The poetry of the First World War is always compelling in that it forces me to step out of my comfort zone and confront the harsh reality of utterly futile death, as expressed so painfully and powerfully in Wilfred Owen’s “Futility”
Move him into the sun—
Gently its touch awoke him once,
At home, whispering of fields half-sown.
Always it woke him, even in France,
Until this morning and this snow.
If anything might rouse him now
The kind old sun will know.
Think how it wakes the seeds,—
Woke, once, the clays of a cold star.
Are limbs, so dear-achieved, are sides,
Full-nerved—still warm—too hard to stir?
Was it for this the clay grew tall?
—O what made fatuous sunbeams toil
To break earth’s sleep at all?
Written the year in which Wilfred Owen was himself swallowed up by the futility he describes, this poem presents war death as a tragic rent in the fabric of the whole of creation: what was the point of the millions of years of evolution from clay to human life if life is treated with this kind of callous disregard. Owen was “killed in action on 4 November 1918 during the crossing of the Sambre–Oise Canal, exactly one week (almost to the hour) before the signing of the Armistice and was promoted to the rank of Lieutenant the day after his death. His mother received the telegram informing her of his death on Armistice Day, as the church bells were ringing out in celebration.“ In the context of Owen’s own letters to his mother this must have been an utterly heart-wrenching moment for all concerned. This is the letter he wrote just a few days before his death:
Dearest Mother
So thick is the smoke in this cellar that I can hardly see by a candle 12 inches away. And so thick are the inmates that I can hardly write for pokes, nudges, and jolts. On my left, the company commander snores on a bench. It is a great life. I am more oblivious than the less, dear mother, of the ghastly glimmering of the guns outside and the hollow crashing of the shells.
I hope you are as warm as I am, soothed in your room as I am here. I am certain you could not be visited by a band of friends half so fine as surround us here. There is no danger down here – or if any, it will be well over before you read these lines…
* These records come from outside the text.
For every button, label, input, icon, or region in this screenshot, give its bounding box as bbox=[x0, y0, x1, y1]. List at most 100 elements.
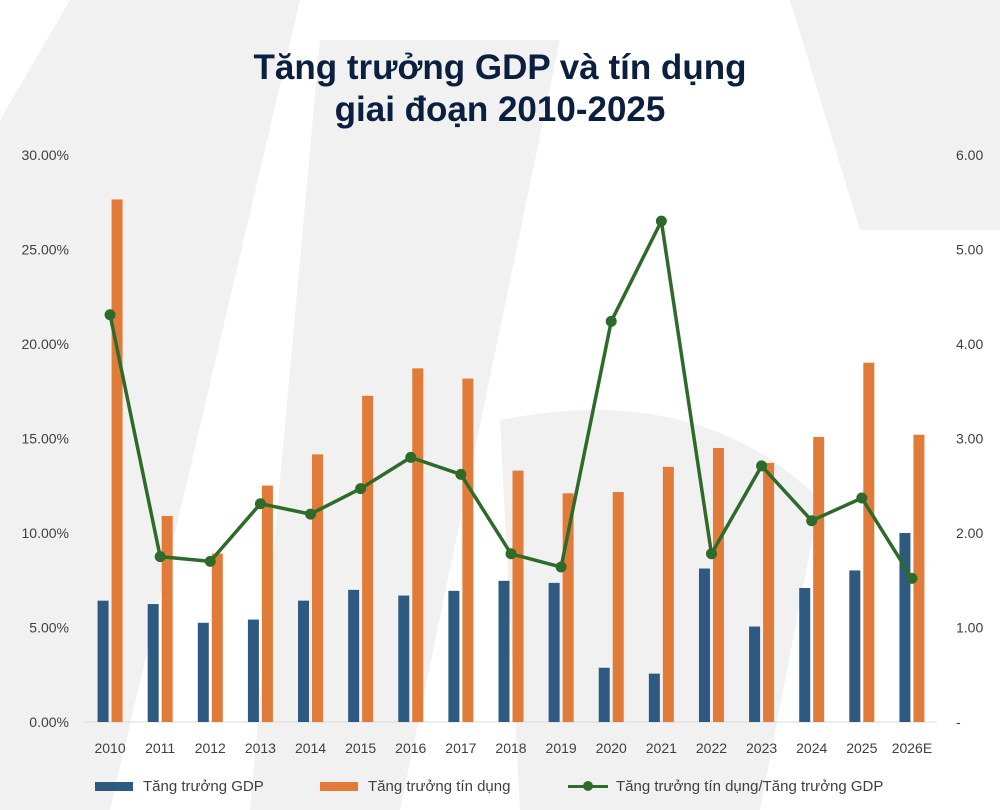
bar-credit bbox=[161, 515, 173, 722]
watermark-stroke-low bbox=[500, 410, 820, 810]
ratio-point bbox=[605, 315, 617, 327]
bar-gdp bbox=[398, 595, 410, 722]
ratio-point bbox=[204, 555, 216, 567]
x-tick-label: 2018 bbox=[495, 740, 526, 756]
x-tick-label: 2023 bbox=[746, 740, 777, 756]
x-tick-label: 2015 bbox=[345, 740, 376, 756]
bar-credit bbox=[863, 362, 875, 722]
bar-gdp bbox=[247, 619, 259, 722]
ratio-point bbox=[906, 572, 918, 584]
bar-gdp bbox=[448, 590, 460, 722]
y-left-tick-label: 30.00% bbox=[22, 147, 69, 163]
ratio-point bbox=[856, 492, 868, 504]
bar-credit bbox=[562, 493, 574, 722]
legend-label-gdp: Tăng trưởng GDP bbox=[143, 777, 264, 795]
bar-gdp bbox=[799, 587, 811, 722]
ratio-point bbox=[505, 548, 517, 560]
y-right-tick-label: 3.00 bbox=[956, 431, 983, 447]
bar-gdp bbox=[498, 580, 510, 722]
bar-credit bbox=[261, 485, 273, 722]
bar-credit bbox=[312, 454, 324, 722]
y-left-tick-label: 0.00% bbox=[29, 714, 69, 730]
bar-credit bbox=[813, 436, 825, 722]
y-right-tick-label: - bbox=[956, 714, 961, 730]
x-axis: 2010 2011 2012 2013 2014 2015 2016 2017 2018 2019… bbox=[94, 740, 932, 756]
y-axis-left: 0.00% 5.00% 10.00% 15.00% 20.00% 25.00% 30.00% bbox=[22, 147, 69, 730]
y-right-tick-label: 4.00 bbox=[956, 336, 983, 352]
legend-swatch-ratio bbox=[568, 780, 608, 792]
x-tick-label: 2016 bbox=[395, 740, 426, 756]
ratio-point bbox=[405, 451, 417, 463]
x-tick-label: 2022 bbox=[696, 740, 727, 756]
bar-credit bbox=[662, 466, 674, 722]
bar-gdp bbox=[348, 589, 360, 722]
ratio-point bbox=[104, 309, 116, 321]
bar-credit bbox=[211, 553, 223, 722]
x-tick-label: 2020 bbox=[596, 740, 627, 756]
chart-title-line2: giai đoạn 2010-2025 bbox=[334, 90, 666, 129]
legend-swatch-credit bbox=[320, 781, 358, 791]
y-right-tick-label: 2.00 bbox=[956, 525, 983, 541]
bar-gdp bbox=[648, 673, 660, 722]
x-tick-label: 2013 bbox=[245, 740, 276, 756]
bar-gdp bbox=[197, 622, 209, 722]
x-tick-label: 2025 bbox=[846, 740, 877, 756]
bar-gdp bbox=[849, 570, 861, 722]
y-axis-right: - 1.00 2.00 3.00 4.00 5.00 6.00 bbox=[956, 147, 983, 730]
bar-credit bbox=[612, 491, 624, 722]
bar-gdp bbox=[298, 600, 310, 722]
x-tick-label: 2014 bbox=[295, 740, 326, 756]
watermark-stroke-mid bbox=[250, 40, 560, 810]
ratio-point bbox=[555, 561, 567, 573]
bar-gdp bbox=[147, 604, 159, 722]
bar-credit bbox=[412, 368, 424, 722]
bar-credit bbox=[712, 447, 724, 722]
ratio-point bbox=[305, 508, 317, 520]
ratio-point bbox=[705, 548, 717, 560]
watermark-stroke-left bbox=[0, 0, 300, 810]
bar-gdp bbox=[548, 582, 560, 722]
ratio-point bbox=[154, 551, 166, 563]
ratio-point bbox=[254, 498, 266, 510]
bar-credit bbox=[512, 470, 524, 722]
legend-label-credit: Tăng trưởng tín dụng bbox=[368, 777, 511, 795]
y-right-tick-label: 1.00 bbox=[956, 620, 983, 636]
bar-credit bbox=[362, 395, 374, 722]
ratio-point bbox=[655, 215, 667, 227]
x-tick-label: 2010 bbox=[94, 740, 125, 756]
bar-gdp bbox=[899, 533, 911, 722]
watermark-stroke-right bbox=[790, 0, 1000, 230]
ratio-point bbox=[455, 468, 467, 480]
y-left-tick-label: 20.00% bbox=[22, 336, 69, 352]
x-tick-label: 2011 bbox=[145, 740, 175, 756]
bar-gdp bbox=[698, 568, 710, 722]
bar-credit bbox=[111, 199, 123, 723]
chart-title-line1: Tăng trưởng GDP và tín dụng bbox=[253, 48, 747, 87]
ratio-point bbox=[806, 515, 818, 527]
legend-label-ratio: Tăng trưởng tín dụng/Tăng trưởng GDP bbox=[616, 777, 884, 795]
legend-swatch-gdp bbox=[95, 781, 133, 791]
ratio-point bbox=[355, 483, 367, 495]
y-left-tick-label: 25.00% bbox=[22, 242, 69, 258]
x-tick-label: 2021 bbox=[646, 740, 677, 756]
x-tick-label: 2017 bbox=[445, 740, 476, 756]
x-tick-label: 2024 bbox=[796, 740, 827, 756]
bar-gdp bbox=[97, 600, 109, 722]
bar-gdp bbox=[598, 667, 610, 722]
y-right-tick-label: 5.00 bbox=[956, 242, 983, 258]
x-tick-label: 2026E bbox=[892, 740, 932, 756]
bar-credit bbox=[763, 462, 775, 722]
bar-gdp bbox=[749, 626, 761, 722]
legend-item-credit: Tăng trưởng tín dụng bbox=[320, 776, 510, 796]
bar-credit bbox=[913, 434, 925, 722]
y-left-tick-label: 5.00% bbox=[29, 620, 69, 636]
ratio-point bbox=[756, 460, 768, 472]
ratio-line bbox=[108, 219, 914, 580]
y-left-tick-label: 10.00% bbox=[22, 525, 69, 541]
legend-item-gdp: Tăng trưởng GDP bbox=[95, 776, 264, 796]
bar-credit bbox=[462, 378, 474, 722]
y-right-tick-label: 6.00 bbox=[956, 147, 983, 163]
x-tick-label: 2012 bbox=[195, 740, 226, 756]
Blog Topics for this week:
1/ Describe in your own words how reading and hearing the poets of the first world war has made you feel about war.
2/ Write a letter to either Siegried Sassoon or Wilfred Owen thanking them for the courage they showed in writing with such immediacy about the war. Tell them how it has opened up your understanding to hear of war spoken of so openly
3/ Create a mini-digital kit with some of the best annotated resources for understanding the poetry of this war.
4/ Write a brief response to Charlie Chaplin’s plea for peace in world gone mad.
5/ Create your own topic relating to this theme. Maybe you have relatives how can share stories of relevance to you on this subject.